As was often the case in the history of British imperialism, the first British foray to Malaysia was made by the East India Company. It leased the island of Penang from the Sultan of Kedah in 1786. The first British colonialists created the Straits Settlements and, in the course of the 19th century, expanded their sphere of influence.
Malaysia saw a relatively short but turbulent period starting in 1948 when the Federation of Malaya was governed by autonomous rulers under British protection. The ensuing move towards Malaysia’s independence had become inevitable then. It was completed in 1957, followed by a Malaysian unification with Sabah, Sarawak, and Singapore in 1963. The union with Singapore obviously didn’t last long, as the city state declared its independence two years later.

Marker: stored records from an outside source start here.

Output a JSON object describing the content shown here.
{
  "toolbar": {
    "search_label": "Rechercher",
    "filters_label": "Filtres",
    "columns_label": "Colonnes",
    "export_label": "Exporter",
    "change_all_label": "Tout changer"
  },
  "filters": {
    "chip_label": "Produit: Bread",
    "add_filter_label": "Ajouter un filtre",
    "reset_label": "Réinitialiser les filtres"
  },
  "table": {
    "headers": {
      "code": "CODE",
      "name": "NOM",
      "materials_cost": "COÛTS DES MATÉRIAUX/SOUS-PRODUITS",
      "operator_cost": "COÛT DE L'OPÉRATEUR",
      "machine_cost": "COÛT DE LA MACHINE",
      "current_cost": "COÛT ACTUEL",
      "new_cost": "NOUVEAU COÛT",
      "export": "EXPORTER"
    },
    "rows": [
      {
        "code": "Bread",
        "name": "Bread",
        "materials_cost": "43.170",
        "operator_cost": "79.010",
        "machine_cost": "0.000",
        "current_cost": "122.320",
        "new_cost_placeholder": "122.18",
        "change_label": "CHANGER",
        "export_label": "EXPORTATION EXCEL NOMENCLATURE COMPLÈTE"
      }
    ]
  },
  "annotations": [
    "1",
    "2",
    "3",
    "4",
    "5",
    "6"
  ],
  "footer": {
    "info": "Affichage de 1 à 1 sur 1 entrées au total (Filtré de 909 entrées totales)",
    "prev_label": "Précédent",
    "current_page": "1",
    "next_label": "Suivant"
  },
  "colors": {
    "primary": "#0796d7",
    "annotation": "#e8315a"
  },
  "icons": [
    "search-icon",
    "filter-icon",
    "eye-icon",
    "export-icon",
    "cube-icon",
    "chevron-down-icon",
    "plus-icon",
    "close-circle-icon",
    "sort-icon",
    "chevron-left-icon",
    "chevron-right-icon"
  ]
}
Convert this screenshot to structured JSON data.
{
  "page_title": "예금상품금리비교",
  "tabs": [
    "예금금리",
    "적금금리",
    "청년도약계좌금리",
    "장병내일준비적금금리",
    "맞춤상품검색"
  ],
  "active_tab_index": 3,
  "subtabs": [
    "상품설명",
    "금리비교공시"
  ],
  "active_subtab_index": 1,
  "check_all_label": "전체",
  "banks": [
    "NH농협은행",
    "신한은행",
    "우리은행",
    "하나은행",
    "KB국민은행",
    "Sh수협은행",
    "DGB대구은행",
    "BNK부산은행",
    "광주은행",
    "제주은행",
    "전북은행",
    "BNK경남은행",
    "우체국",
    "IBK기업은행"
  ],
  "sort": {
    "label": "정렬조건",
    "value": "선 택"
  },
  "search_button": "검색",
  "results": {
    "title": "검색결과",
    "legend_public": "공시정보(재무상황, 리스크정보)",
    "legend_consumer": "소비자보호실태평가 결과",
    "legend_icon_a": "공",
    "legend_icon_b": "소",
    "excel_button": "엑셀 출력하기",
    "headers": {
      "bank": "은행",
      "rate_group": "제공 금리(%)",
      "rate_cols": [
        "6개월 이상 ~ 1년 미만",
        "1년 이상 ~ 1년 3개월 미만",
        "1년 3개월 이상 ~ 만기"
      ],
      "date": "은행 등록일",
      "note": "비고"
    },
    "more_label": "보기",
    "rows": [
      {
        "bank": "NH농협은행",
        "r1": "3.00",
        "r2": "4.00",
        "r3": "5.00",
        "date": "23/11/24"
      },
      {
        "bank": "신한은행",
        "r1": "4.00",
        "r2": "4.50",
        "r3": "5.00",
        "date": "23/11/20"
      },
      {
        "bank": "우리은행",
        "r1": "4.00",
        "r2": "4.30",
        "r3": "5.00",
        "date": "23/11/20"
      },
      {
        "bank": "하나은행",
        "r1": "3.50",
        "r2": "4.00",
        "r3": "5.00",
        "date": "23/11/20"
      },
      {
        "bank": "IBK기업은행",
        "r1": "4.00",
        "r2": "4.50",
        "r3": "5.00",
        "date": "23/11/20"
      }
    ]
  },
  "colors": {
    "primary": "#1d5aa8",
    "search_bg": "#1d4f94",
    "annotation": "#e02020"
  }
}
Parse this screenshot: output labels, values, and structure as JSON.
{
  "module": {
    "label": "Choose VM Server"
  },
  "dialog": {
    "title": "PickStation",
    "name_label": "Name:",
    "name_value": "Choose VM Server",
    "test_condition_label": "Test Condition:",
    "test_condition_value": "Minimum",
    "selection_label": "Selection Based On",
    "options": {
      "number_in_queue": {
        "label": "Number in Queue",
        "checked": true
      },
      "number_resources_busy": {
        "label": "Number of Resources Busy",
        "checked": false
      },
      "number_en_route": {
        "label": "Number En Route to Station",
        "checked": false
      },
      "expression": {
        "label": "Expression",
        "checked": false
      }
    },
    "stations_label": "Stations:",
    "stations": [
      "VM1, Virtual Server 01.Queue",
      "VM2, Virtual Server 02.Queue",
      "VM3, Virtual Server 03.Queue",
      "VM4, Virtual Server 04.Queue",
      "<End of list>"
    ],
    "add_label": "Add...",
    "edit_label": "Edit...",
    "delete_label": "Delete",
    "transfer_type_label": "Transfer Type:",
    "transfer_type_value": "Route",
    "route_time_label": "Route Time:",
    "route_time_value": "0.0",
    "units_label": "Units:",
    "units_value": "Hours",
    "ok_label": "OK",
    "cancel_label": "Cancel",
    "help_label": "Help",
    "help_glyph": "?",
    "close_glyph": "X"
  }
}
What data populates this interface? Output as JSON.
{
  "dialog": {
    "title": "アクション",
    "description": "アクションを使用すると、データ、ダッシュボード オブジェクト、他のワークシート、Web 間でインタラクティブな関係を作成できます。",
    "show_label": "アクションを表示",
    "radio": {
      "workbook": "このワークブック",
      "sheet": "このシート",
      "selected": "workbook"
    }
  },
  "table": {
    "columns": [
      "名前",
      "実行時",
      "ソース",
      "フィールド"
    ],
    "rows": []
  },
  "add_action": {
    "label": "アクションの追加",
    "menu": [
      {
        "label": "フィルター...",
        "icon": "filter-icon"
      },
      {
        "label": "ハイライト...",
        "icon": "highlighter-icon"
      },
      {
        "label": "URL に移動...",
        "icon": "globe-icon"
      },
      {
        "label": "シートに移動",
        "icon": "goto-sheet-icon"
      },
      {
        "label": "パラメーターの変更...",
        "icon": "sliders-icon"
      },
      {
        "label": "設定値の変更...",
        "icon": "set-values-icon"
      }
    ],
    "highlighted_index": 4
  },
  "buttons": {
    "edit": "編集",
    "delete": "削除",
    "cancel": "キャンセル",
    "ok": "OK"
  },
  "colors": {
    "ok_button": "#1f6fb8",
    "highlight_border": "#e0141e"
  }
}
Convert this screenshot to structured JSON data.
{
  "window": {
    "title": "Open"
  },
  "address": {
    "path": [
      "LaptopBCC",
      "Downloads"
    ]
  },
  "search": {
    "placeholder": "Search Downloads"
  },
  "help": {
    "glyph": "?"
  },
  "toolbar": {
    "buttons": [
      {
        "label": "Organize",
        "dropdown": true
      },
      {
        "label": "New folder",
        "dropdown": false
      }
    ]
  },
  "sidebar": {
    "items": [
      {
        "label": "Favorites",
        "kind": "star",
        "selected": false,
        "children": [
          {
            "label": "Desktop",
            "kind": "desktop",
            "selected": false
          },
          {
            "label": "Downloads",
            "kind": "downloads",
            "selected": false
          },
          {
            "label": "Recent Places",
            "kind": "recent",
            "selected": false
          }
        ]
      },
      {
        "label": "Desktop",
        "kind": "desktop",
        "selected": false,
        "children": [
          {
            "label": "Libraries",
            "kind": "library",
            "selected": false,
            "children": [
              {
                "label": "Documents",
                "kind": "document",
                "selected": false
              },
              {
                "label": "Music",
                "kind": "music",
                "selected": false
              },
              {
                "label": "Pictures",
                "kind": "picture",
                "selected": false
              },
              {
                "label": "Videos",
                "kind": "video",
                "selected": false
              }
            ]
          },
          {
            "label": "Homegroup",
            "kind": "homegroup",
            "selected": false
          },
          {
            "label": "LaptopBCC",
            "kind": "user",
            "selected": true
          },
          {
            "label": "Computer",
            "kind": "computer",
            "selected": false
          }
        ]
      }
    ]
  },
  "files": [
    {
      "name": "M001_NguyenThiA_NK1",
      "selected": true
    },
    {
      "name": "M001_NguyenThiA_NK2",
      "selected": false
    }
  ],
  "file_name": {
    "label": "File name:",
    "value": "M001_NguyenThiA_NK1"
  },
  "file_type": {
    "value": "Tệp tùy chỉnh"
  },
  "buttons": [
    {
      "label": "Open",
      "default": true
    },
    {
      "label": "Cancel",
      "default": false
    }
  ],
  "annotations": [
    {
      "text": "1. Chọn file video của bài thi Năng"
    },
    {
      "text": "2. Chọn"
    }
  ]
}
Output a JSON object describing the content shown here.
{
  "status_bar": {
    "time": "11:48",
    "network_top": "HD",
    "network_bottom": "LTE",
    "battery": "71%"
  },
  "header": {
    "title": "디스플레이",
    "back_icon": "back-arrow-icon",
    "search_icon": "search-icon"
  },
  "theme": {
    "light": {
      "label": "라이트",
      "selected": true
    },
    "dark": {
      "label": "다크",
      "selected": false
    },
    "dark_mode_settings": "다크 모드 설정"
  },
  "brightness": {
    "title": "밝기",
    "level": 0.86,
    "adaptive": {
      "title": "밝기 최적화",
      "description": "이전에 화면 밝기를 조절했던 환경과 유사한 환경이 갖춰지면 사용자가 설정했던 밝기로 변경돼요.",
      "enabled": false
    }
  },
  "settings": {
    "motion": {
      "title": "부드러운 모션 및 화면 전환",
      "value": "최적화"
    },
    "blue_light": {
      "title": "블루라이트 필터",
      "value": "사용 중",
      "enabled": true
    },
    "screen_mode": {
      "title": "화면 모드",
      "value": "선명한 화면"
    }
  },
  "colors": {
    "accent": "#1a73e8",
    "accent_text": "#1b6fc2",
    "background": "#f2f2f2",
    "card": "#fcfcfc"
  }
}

With one of the best-performing and most stable economies in Asia, the country has done really well. Moving to Malaysia, you will find an open, newly industrialized market economy. Beginning in the 1980s, the country experienced a period of rapid economic growth and urbanization. The move towards a multi-sector economy — away from a focus on agriculture — has been successful. Since then, the country has attracted an increasing number of expats.
Malaysia is considered a safe country for expats, but you should nevertheless consult the travel advice provided by your Foreign Office before moving to Malaysia. You should be aware of a general threat of terrorism, piracy, and kidnappings. This warning is not supposed to discourage anyone from relocating to Malaysia, but to increase their level of general awareness.
Health-wise, a couple of precautions should be taken. There has been an increase in reported cases of leptospirosis (a rare bacterial infection). People moving to Malaysia should bear this in mind and refrain from bathing in lakes, rivers, or waterfalls. Common tropical diseases such as malaria and dengue fever should also be on the list of things to expect. So make you sure you do your best to prevent mosquito bites!
If you are will be staying in the country for a period exceeding one month, you might want to consider immunization for rabies, typhoid, hepatitis A/B, diphtheria, cholera, and Japanese encephalitis. Other than that, you should at least make sure that all standard vaccinations have been refreshed before your relocation.
Malaysia consists of two regions, which are separated by the South China Sea: Peninsular Malaysia and East Malaysia. The former is divided into 11 states and two federal territories. The latter consists of two states and one federal territory. All of them have their own immigration policies and a unique residency status for people moving to Malaysia.
Both parts of the country share similar geographical characteristics, i.e. coastal plains rising to hills and mountains. The tropical equatorial climate and the relatively moderate temperatures due to the surrounding oceans are a plus. The only seasonal change is brought about by the two monsoon periods, which can cause heavy downpours. There is high humidity all year round.